A page contains the word 'categorieën', wich should be categorieën. Clearly something is wrong with the UTF-8. This happens with all these multibite characters. I have scanned the gazillion topics here on UTF8, but they mostly cover the basics, not this situation where everything appears to be configured and set correct, but clearly is not.
The pages are served by Drupal, from a MySQL database.
The database was migrated (not by me) by sql-dumping and -importing trough phpmyadmin. Good chance something went wrong there, because before, there was no problem. And because the problem occurs only on older, imported items. Editing these items or inserting new ones, and fixxing the wrongly encoded characters by hand, fixes the problem. Though I cannot see a difference in the database.
- Content re-edited trough Drupal does not have this problem.
- When, on the CLI, using MySQL, I can read out that text and get the correct ë character. On both The articles that render "correct "and "incorrect" characters.
- The tables have collation
utf8_general_ci
- Headers appear to be sent with correct encoding:
Vary Accept-Encoding
andContent-Type text/html; charset=utf-8
- HTML head contains a
<meta http-equiv="Content-Type" content="text/html; charset=utf-8" />
- the HTTP headers tell me there is a Varnish proxy inbetween.

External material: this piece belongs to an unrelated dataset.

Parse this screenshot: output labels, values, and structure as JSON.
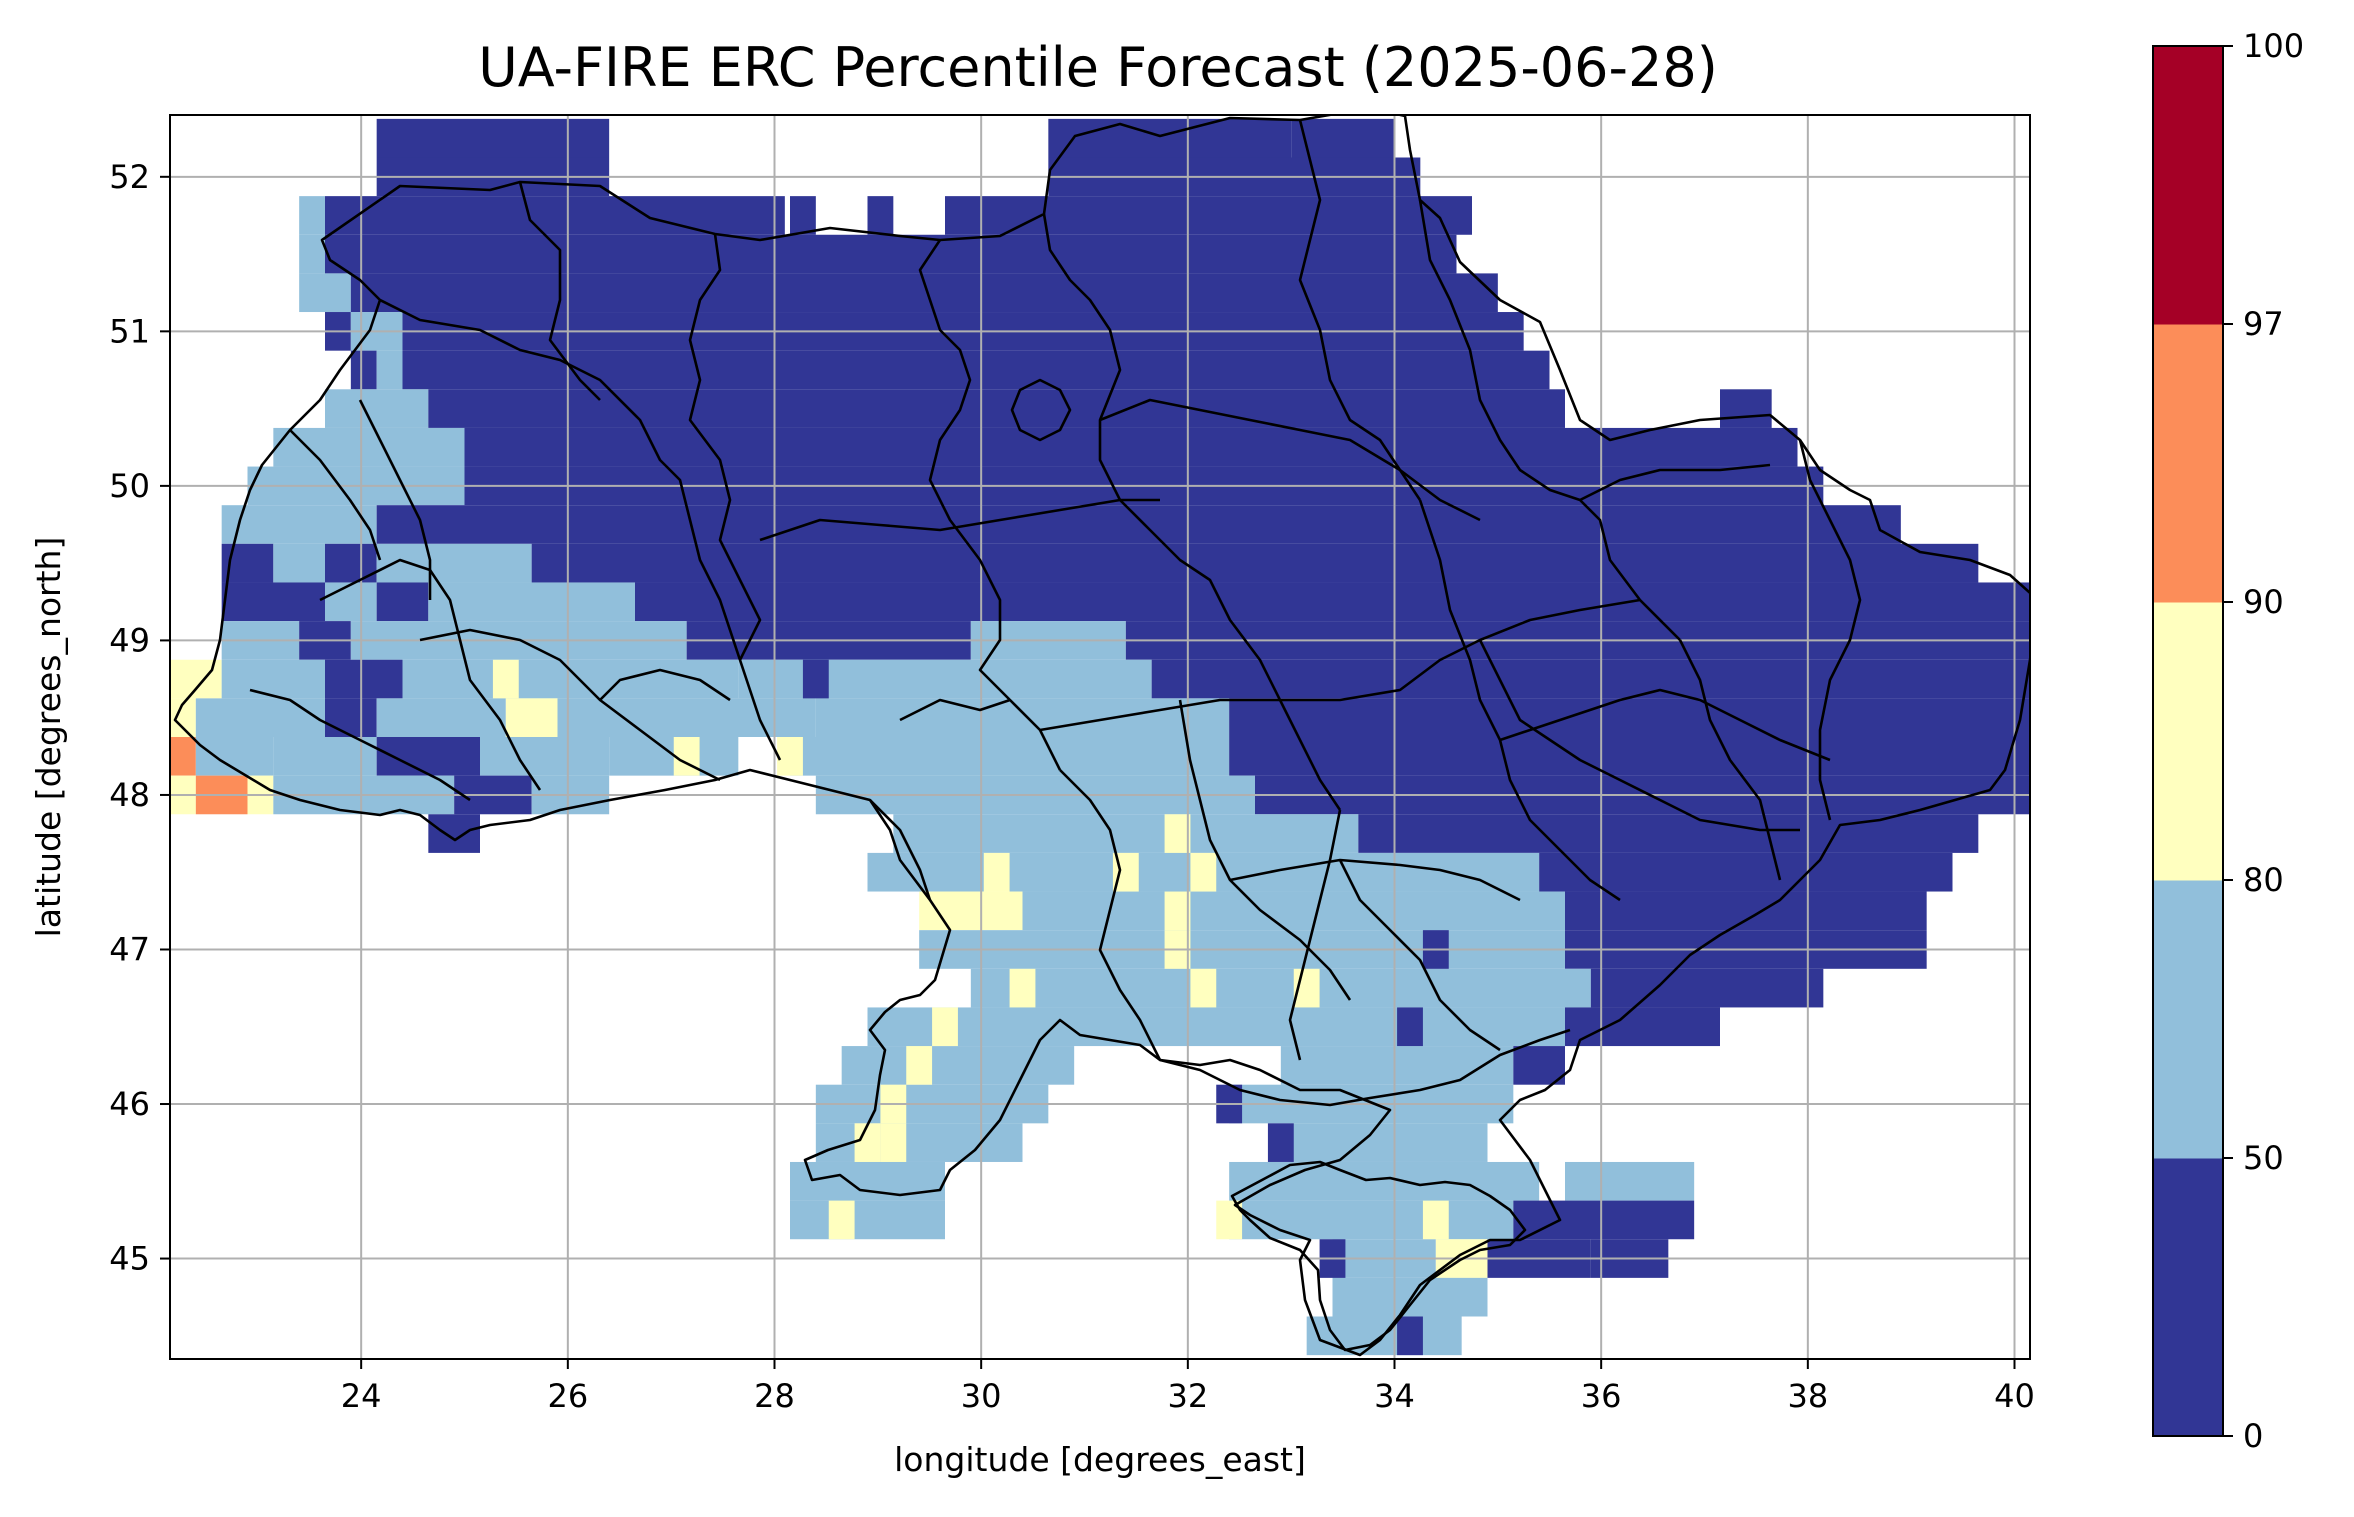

Could that cause UTF8-conversion/breakage
- content is served Gzipped, normal in Drupal, and I have never seen this UTF8 issie wrt the gzipping, but you never know.
It appears the import is the culprit and I would like to know a) what went wrong. b) why I cannot see a difference in the mysql cli client between "wrong" and "correct" characters c) how to fix the database, or where to start looking and learning on how to fix it.